In contrast to WT GFP, the chromophore of most variants titrates with a single pKa. The color emission and the chromophore pKa are strongly modulated by the protein surroundings (Llopis et al., 1998). G1u222 is completely conserved among GFP homologs (Matz et al., 1999), and its substitution by a glutamine has been shown to dramatically reduce efficiency of chromophore generation (Elsliger et al., 1999). Protonation of Glu222 in S65T and in GFPs containing the T203Y mutation (YFPs) is generally thought to be responsible for lowering the chromophore pKa from that of WT to about 5.9 in GFP S65T (Elsliger et al., 1999; Kneen et al., 1998), and 5.2-5.4 in YFP (GFP S65GN68L/S72A/T203Y) (Ormo et al., 1996; Wachter & Remington, 1999). In the YFPs, it is thought that the crystallographically identified stacking interaction of the chromophore with Tyr203 is largely responsible for the spectral red-shift (Wachter et al., 1998).

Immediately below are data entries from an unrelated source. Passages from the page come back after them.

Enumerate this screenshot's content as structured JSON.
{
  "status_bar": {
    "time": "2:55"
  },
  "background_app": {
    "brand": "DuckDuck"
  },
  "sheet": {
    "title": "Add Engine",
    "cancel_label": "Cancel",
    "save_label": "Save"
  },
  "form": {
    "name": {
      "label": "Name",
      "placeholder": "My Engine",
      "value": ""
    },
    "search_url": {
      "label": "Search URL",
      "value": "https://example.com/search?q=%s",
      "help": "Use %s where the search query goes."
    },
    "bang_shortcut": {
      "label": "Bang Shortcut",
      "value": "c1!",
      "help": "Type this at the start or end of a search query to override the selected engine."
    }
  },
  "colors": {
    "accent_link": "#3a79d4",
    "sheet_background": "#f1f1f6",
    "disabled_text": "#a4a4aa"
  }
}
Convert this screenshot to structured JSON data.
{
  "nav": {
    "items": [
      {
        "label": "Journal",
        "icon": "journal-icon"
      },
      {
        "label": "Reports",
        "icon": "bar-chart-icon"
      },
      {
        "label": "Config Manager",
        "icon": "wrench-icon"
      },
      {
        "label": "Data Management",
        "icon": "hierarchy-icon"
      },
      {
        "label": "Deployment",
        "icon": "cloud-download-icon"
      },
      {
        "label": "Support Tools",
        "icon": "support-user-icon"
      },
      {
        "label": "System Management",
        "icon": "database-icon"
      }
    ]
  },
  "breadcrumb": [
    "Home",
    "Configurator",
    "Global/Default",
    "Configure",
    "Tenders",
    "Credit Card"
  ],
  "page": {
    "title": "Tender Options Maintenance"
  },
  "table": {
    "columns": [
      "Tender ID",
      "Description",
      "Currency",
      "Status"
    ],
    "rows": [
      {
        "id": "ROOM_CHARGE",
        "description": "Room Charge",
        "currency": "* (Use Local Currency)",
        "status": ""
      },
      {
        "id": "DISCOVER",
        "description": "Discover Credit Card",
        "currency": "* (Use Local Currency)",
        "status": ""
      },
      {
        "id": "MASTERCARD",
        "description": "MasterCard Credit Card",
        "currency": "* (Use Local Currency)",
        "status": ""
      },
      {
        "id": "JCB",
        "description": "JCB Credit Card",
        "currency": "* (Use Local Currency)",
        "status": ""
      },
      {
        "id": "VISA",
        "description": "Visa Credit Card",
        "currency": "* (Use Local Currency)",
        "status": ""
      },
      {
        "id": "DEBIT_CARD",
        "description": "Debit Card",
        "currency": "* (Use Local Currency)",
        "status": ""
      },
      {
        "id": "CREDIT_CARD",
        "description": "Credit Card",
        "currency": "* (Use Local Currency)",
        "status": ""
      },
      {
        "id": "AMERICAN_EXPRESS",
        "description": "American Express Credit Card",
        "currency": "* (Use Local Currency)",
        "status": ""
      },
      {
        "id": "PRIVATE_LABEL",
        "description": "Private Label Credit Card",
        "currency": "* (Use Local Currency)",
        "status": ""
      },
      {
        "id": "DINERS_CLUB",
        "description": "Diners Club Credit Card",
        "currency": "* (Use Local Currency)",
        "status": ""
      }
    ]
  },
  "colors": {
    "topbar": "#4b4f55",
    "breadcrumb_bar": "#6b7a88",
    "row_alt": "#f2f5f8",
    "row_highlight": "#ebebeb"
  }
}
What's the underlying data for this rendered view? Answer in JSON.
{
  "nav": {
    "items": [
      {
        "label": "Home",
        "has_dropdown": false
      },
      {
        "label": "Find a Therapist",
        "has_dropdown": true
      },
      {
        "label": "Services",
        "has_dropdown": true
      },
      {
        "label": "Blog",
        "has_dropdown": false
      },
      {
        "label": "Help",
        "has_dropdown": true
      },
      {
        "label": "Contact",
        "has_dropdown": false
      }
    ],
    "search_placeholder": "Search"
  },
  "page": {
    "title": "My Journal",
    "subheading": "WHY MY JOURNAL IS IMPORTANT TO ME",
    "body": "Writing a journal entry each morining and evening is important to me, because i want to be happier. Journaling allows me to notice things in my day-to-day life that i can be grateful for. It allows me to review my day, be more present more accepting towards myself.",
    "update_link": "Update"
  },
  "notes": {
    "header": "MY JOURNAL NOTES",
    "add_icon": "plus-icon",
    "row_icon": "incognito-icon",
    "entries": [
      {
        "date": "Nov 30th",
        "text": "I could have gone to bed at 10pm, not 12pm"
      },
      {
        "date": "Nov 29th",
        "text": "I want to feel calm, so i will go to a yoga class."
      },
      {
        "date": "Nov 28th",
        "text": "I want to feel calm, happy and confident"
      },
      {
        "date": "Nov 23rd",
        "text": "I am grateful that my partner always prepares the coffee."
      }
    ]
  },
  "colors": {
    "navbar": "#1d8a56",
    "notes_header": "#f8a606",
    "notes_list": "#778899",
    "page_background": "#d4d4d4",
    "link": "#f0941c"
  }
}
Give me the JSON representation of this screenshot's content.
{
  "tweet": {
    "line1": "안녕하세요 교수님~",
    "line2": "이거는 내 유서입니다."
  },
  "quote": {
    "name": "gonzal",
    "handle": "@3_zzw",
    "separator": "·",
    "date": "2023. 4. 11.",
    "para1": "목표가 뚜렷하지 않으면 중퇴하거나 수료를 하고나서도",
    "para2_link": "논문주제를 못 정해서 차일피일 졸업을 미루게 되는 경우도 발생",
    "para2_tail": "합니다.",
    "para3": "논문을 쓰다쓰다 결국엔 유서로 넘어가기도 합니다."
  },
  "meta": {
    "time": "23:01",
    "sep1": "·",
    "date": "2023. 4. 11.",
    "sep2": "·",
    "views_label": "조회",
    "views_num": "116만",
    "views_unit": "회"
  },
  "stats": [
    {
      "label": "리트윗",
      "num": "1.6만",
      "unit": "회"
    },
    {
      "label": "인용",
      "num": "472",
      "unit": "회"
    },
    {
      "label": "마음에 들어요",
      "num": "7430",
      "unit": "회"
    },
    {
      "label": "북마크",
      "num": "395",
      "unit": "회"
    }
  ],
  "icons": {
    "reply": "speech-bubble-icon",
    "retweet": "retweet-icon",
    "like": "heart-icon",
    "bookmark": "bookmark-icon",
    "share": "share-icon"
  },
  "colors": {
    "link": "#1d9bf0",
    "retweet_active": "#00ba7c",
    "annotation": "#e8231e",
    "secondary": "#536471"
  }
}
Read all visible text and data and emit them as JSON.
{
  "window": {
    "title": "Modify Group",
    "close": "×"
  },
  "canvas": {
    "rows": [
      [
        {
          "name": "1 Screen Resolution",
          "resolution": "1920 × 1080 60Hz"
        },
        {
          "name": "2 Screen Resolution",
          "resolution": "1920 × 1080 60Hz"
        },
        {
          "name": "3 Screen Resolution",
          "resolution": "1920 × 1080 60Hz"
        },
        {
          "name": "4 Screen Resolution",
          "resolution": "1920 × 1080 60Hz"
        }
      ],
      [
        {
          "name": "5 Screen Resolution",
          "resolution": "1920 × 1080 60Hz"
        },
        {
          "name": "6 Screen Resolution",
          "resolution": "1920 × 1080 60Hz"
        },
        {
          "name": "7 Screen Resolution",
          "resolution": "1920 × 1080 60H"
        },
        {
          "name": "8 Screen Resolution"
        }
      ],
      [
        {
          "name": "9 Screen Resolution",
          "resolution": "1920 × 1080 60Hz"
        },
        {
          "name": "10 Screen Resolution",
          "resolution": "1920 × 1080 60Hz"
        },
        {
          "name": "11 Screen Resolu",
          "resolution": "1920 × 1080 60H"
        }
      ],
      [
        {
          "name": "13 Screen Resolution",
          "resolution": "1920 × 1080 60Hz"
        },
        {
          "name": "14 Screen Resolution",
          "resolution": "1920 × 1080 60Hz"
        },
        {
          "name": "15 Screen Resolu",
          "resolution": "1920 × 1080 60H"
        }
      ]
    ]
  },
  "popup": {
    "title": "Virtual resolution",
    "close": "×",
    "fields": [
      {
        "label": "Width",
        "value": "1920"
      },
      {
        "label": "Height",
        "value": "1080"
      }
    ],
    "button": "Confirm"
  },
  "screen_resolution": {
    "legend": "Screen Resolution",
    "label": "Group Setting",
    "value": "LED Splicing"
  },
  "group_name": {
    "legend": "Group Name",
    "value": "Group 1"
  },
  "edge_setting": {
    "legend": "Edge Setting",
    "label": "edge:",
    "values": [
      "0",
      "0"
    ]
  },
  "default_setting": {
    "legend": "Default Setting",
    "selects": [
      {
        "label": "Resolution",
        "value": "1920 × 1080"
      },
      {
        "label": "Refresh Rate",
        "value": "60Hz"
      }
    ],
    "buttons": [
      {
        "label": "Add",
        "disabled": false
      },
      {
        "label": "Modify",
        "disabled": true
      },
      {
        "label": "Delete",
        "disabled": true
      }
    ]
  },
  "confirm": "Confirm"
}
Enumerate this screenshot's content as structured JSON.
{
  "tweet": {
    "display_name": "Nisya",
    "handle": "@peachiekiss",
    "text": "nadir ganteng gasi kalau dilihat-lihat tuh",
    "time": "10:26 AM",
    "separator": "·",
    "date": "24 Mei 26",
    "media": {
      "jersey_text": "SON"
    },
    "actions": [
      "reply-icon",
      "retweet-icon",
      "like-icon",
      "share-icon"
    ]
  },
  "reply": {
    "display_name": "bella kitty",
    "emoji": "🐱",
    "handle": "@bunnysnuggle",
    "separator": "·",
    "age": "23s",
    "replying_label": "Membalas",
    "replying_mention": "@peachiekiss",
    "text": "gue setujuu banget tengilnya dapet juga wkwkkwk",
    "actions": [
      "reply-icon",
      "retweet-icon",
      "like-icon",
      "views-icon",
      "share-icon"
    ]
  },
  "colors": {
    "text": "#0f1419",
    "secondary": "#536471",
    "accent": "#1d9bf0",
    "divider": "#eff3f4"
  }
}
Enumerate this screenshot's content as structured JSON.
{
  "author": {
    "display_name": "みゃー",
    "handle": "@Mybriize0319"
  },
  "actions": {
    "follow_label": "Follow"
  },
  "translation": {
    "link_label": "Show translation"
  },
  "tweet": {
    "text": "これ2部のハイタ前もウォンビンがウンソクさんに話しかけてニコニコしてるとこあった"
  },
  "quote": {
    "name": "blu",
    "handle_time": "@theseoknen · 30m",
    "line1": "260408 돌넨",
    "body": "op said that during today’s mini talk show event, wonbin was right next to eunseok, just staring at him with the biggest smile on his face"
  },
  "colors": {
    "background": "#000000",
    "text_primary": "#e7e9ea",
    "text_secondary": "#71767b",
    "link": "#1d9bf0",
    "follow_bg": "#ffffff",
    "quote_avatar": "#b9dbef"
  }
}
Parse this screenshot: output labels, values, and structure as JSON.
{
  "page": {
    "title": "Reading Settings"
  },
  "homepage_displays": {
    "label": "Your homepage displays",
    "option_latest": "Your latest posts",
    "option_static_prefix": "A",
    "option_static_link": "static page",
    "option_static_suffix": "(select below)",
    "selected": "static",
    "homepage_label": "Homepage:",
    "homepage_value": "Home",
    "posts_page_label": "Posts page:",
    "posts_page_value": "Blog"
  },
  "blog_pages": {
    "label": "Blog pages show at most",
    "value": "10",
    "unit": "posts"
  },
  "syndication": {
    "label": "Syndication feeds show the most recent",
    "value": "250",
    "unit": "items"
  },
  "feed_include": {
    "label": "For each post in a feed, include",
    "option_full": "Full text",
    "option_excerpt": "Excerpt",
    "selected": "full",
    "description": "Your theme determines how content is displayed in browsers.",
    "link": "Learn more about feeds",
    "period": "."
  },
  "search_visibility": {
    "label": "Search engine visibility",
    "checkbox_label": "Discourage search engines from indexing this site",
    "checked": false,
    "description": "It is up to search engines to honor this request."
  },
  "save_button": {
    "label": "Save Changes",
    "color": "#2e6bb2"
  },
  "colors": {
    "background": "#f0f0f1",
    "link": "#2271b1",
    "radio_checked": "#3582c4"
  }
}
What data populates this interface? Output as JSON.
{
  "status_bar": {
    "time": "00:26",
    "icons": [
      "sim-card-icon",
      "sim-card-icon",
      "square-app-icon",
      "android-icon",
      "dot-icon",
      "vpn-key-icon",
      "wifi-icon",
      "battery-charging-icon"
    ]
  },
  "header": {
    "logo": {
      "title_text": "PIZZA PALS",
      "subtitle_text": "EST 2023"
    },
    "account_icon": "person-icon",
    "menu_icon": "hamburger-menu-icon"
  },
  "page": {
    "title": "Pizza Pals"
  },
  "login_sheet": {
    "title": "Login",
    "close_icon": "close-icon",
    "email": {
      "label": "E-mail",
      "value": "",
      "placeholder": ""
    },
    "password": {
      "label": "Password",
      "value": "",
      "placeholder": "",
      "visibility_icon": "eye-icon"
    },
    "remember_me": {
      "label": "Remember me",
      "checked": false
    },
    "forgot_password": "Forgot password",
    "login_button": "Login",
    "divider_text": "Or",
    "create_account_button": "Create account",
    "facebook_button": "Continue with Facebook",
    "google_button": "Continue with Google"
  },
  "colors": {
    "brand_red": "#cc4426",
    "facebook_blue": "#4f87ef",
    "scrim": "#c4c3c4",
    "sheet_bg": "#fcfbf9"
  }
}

Unlike other variants, we have discovered that the YFP chromophore pKa shows a strong dependence on the concentration of certain small anions such as chloride (Wachter & Remington, 1999), and increases in pKa from about 5.2 to 7.0 in the presence of 140 mM NaCl (Elsliger et al., 1999). This sensitivity can be exploited to enable the creation of novel GFPs as biosensors to measure ions present both in the cytoplasm or in cellular compartments (Wachter & Remington, 1999) within living cells. The present invention includes the creation and use of novel GFP variants that permit the fluorescent measurement of a variety of ions, including halides such as chloride and iodide. These properties add variety and utility to the arsenal of biologically based fluorescent indicators. There is a need for engineered fluorescent proteins with varied fluorescent properties and with the ability to respond to ion concentrations via a change in fluorescence characteristics.